The functions within this class perform the following tasks:

  • Data preparation tasks:
    • Perform one-hot encoding on categorical features.
    • Split the data into [at least] two training and validation splits.
  • Iterative / recursive model training:
    • There are a number of feature selection techniques (see the Readme for more details), but after some testing, this author recommends the recursive technique where one starts training with all features, and then removes the feature with the lowest feature importance at each iteration. The relevant model metric (e.g., mean squared error for regression) is saved at each iteration, and at the end we can see how many, and which, features give as good, if not, better results than using all features.

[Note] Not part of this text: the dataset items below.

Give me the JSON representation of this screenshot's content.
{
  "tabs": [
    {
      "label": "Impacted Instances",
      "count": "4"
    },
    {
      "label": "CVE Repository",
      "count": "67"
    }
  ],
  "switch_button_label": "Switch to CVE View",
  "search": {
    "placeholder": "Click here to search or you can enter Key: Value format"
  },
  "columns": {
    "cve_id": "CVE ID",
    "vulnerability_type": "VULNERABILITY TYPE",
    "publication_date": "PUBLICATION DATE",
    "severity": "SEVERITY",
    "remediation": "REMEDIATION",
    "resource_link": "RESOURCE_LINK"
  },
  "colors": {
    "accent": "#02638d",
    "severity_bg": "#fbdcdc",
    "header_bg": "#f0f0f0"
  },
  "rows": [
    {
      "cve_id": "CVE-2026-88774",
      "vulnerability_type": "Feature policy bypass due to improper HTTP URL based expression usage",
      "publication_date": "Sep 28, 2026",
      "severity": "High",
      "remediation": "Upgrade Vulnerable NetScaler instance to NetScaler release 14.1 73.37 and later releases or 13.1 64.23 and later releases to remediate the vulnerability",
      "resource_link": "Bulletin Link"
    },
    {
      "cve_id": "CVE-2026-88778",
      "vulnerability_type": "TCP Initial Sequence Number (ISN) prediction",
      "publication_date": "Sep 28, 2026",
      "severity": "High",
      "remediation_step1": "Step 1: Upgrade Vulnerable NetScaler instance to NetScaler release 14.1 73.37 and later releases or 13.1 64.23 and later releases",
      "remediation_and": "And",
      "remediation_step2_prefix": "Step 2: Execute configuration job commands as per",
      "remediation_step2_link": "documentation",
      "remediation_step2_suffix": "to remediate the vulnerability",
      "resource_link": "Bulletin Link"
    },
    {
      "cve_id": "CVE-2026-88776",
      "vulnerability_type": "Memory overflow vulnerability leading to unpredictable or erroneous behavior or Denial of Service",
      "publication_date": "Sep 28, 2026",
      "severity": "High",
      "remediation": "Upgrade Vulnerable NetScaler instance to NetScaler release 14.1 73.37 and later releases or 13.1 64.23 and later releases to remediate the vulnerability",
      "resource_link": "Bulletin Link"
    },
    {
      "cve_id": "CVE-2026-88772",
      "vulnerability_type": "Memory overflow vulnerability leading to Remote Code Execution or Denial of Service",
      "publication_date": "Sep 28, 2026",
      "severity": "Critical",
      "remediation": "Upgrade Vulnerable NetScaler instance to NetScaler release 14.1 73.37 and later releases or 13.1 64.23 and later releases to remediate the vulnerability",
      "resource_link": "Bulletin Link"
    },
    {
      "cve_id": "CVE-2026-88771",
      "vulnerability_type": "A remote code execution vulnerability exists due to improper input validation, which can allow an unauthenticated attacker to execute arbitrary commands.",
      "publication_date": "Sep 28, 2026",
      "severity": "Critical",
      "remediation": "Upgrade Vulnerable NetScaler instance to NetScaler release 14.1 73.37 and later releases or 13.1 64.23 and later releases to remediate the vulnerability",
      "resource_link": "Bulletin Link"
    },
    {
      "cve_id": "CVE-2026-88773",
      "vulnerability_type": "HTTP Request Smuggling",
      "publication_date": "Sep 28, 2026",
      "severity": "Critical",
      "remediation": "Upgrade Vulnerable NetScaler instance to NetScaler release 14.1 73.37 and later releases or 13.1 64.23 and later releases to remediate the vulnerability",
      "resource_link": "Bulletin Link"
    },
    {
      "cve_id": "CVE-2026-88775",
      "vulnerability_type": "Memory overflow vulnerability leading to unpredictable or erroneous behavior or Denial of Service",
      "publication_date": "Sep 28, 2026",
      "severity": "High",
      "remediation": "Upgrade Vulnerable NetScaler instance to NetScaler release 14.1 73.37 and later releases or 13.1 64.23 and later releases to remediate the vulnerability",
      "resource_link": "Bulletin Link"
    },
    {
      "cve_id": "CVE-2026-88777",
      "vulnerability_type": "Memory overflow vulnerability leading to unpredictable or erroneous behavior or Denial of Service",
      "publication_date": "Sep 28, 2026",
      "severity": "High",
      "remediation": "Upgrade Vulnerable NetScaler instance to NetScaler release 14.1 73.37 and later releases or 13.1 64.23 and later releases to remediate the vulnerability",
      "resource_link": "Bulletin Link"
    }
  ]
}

    • Another important part of model training is selecting hyperparameters. This code utilizes a grid search approach, and performs this search a few times during the iterative training, to take into account the possibility that a better set of hyperparameters may exist when training with a smaller number of features than with all features.
    • This iterative training is performed on at least two different random splits of the data.
    • The following information is kept from every iteration:
      • the feature importance values of every feature at every iteration
      • performance metrics on both the training and validation set
      • the number of features
      • the features removed at the end of each iteration

This plot shows that as the number of features is reduced, the model performance stay fairly constant, until you go down to about 20 features (out of ~100 original features). The two colors represent two different train/validation data splits.